今「脳科学」で解っていることというのは、ごく基礎的ないろいな脳の働きのそれぞれ一部の側面からみたことがらだけで、実際にそのことが総合的にどのように個々の人間に表現されているのかといったことはまったく解っていない段階です。
確かに、何もしないでボーとしているよりも少しは何らかの形で脳を働かせた方が良いとは思いますが、実際にどんな効果があるのかは疑問です。

最近は「脳科学」を子育てや教育に取り入れるようは動きも見受けられ、本当に良いのかどうか解らないような方法論だけ一人歩きしてしまわないかと心配にもなります。
道徳観や人間性や人の能力といった事も「脳科学」で説明できるかのように錯覚させられてしまいそうですが、いずれはそうなるかも知れませんが、今の段階では「脳科学」はそのようなものではありません。

正しいかどうかは別にして、はっきりした方法論を提示されるとついそれに頼ってしまうのが人間だと思いますが、それよりも我々大人ひとりひとりが、子どもが子どもらしく生活出来る環境づくりや家族や社会全体が愛情や思いやりを持って子どもを見守っていくような環境づくりを心掛けることの方が大切ではないかと思います。

子どもの運動能力

2007-10-08 11:51:30 | 雑記
文部科学省の行っている体力・運動能力調査で、20年来低下傾向にあった子どもの運動能力が下げ止まり傾向にあるとの報道をみました。「子どもに運動が少ないライフスタイルが定着し、これ以上は下がらないとも考えられる」との専門家の意見も書かれていました。

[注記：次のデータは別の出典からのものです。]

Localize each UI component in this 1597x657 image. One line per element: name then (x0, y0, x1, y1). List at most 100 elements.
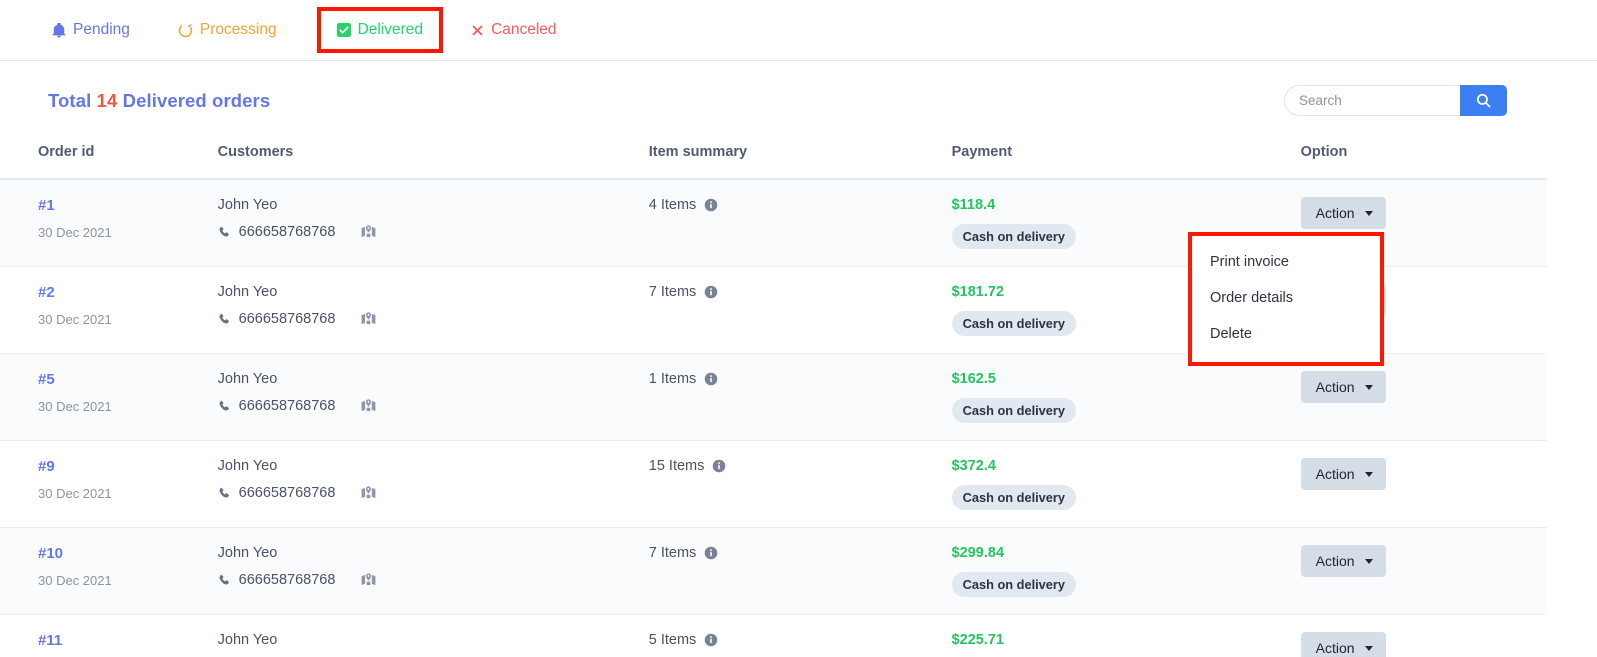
item-count-label: 4 Items (648, 197, 697, 213)
item-count-label: 15 Items (648, 458, 705, 474)
spinner-icon (178, 23, 193, 38)
action-button[interactable]: Action (1300, 371, 1386, 403)
info-icon[interactable] (712, 459, 726, 473)
payment-method-badge: Cash on delivery (951, 572, 1077, 597)
customer-contact: 666658768768 (218, 398, 649, 414)
total-count: 14 (96, 89, 118, 111)
payment-method-badge: Cash on delivery (951, 398, 1077, 423)
action-button[interactable]: Action (1300, 197, 1386, 229)
map-marked-icon[interactable] (361, 225, 376, 239)
payment-amount: $372.4 (951, 458, 996, 474)
info-icon[interactable] (704, 372, 718, 386)
item-count: 7 Items (649, 284, 952, 300)
tab-delivered-label: Delivered (357, 21, 424, 38)
customer-phone: 666658768768 (218, 311, 336, 327)
customer-contact: 666658768768 (218, 572, 649, 588)
customer-phone-number: 666658768768 (238, 572, 336, 588)
item-count-label: 1 Items (648, 371, 697, 387)
check-square-icon (336, 23, 351, 37)
page-title: Total 14 Delivered orders (48, 90, 270, 112)
order-date: 30 Dec 2021 (38, 573, 112, 588)
cell-customer: John Yeo 666658768768 (218, 441, 649, 528)
tab-processing[interactable]: Processing (164, 11, 291, 49)
dropdown-item-delete[interactable]: Delete (1192, 316, 1380, 352)
column-customers: Customers (217, 138, 649, 180)
table-row: #11 30 Dec 2021 John Yeo 666658768768 (0, 614, 1547, 657)
column-order-id: Order id (0, 138, 218, 180)
phone-icon (218, 400, 231, 413)
customer-phone: 666658768768 (218, 224, 336, 240)
cell-customer: John Yeo 666658768768 (218, 615, 649, 657)
order-id-link[interactable]: #5 (38, 371, 218, 388)
cell-order-id: #11 30 Dec 2021 (0, 615, 218, 657)
order-id-link[interactable]: #11 (38, 632, 218, 649)
cell-item-summary: 7 Items (649, 528, 952, 615)
cell-option: Action (1300, 354, 1547, 441)
phone-icon (218, 487, 231, 500)
table-row: #9 30 Dec 2021 John Yeo 666658768768 15 … (0, 440, 1547, 528)
dropdown-item-print-invoice[interactable]: Print invoice (1192, 244, 1380, 280)
customer-phone-number: 666658768768 (238, 311, 336, 327)
map-marked-icon[interactable] (361, 312, 376, 326)
payment-method-badge: Cash on delivery (951, 311, 1077, 336)
action-button[interactable]: Action (1300, 632, 1386, 657)
table-header: Order id Customers Item summary Payment … (0, 138, 1547, 180)
cell-order-id: #5 30 Dec 2021 (0, 354, 218, 441)
order-id-link[interactable]: #9 (38, 458, 218, 475)
info-icon[interactable] (704, 285, 718, 299)
order-id-link[interactable]: #1 (38, 197, 218, 214)
order-id-link[interactable]: #2 (38, 284, 218, 301)
customer-contact: 666658768768 (218, 485, 649, 501)
map-marked-icon[interactable] (361, 399, 376, 413)
search-icon (1476, 93, 1491, 108)
payment-amount: $118.4 (951, 197, 996, 213)
customer-contact: 666658768768 (218, 311, 649, 327)
search-bar (1284, 85, 1507, 116)
phone-icon (218, 574, 231, 587)
action-dropdown-menu[interactable]: Print invoice Order details Delete (1188, 232, 1384, 366)
total-suffix: Delivered orders (122, 89, 271, 111)
tab-canceled[interactable]: Canceled (457, 11, 571, 49)
payment-amount: $162.5 (951, 371, 996, 387)
cell-item-summary: 5 Items (649, 615, 952, 657)
column-option: Option (1300, 138, 1547, 180)
info-icon[interactable] (704, 633, 718, 647)
customer-name: John Yeo (217, 371, 278, 387)
cell-item-summary: 1 Items (649, 354, 952, 441)
search-button[interactable] (1460, 85, 1507, 116)
order-date: 30 Dec 2021 (38, 399, 112, 414)
action-button[interactable]: Action (1300, 458, 1386, 490)
chevron-down-icon (1364, 384, 1373, 390)
order-id-link[interactable]: #10 (38, 545, 218, 562)
cell-option: Action (1300, 441, 1547, 528)
map-marked-icon[interactable] (361, 573, 376, 587)
action-button-label: Action (1315, 379, 1355, 395)
cell-customer: John Yeo 666658768768 (218, 354, 649, 441)
tab-pending[interactable]: Pending (38, 11, 144, 49)
customer-phone-number: 666658768768 (238, 224, 336, 240)
info-icon[interactable] (704, 198, 718, 212)
action-button[interactable]: Action (1300, 545, 1386, 577)
order-date: 30 Dec 2021 (38, 312, 112, 327)
item-count: 5 Items (649, 632, 952, 648)
table-row: #10 30 Dec 2021 John Yeo 666658768768 7 … (0, 527, 1547, 615)
dropdown-item-order-details[interactable]: Order details (1192, 280, 1380, 316)
search-input[interactable] (1284, 85, 1460, 116)
customer-name: John Yeo (217, 545, 278, 561)
cell-customer: John Yeo 666658768768 (218, 179, 649, 267)
item-count: 4 Items (649, 197, 952, 213)
item-count-label: 7 Items (648, 545, 697, 561)
cell-order-id: #2 30 Dec 2021 (0, 267, 218, 354)
customer-name: John Yeo (217, 284, 278, 300)
info-icon[interactable] (704, 546, 718, 560)
tab-delivered[interactable]: Delivered (316, 7, 444, 53)
action-button-label: Action (1315, 553, 1355, 569)
cell-payment: $299.84 Cash on delivery (951, 528, 1301, 615)
customer-phone-number: 666658768768 (238, 485, 336, 501)
orders-page: Pending Processing Delivered Canceled To… (0, 0, 1597, 657)
order-status-tabs: Pending Processing Delivered Canceled (0, 0, 1597, 61)
bell-icon (52, 22, 66, 38)
cell-option: Action (1300, 615, 1547, 657)
map-marked-icon[interactable] (361, 486, 376, 500)
customer-phone: 666658768768 (218, 485, 336, 501)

運動能力だけではなく、最近では学力低下の話題も気になります。
どちらも、子どもを取り巻く様々な環境や価値観の変化によるもので、細かく見ればいろいろなことが考えられると思います。

子どもが育っていく環境を作りその方向性を決めているのは我々大人であり責任は重大だと思います。運動にしろ学力にしろ子どもたちの僅かな一面しかみていませんが、その他にも良い面も悪い面も含めて子どもたちは大きく変化しています。
子どもの状況は大人を鏡に映したようなものだと思います。
自分自身をふくめ我々大人が何か大切な方向性を見失ってしまっているのではないかと心配になります。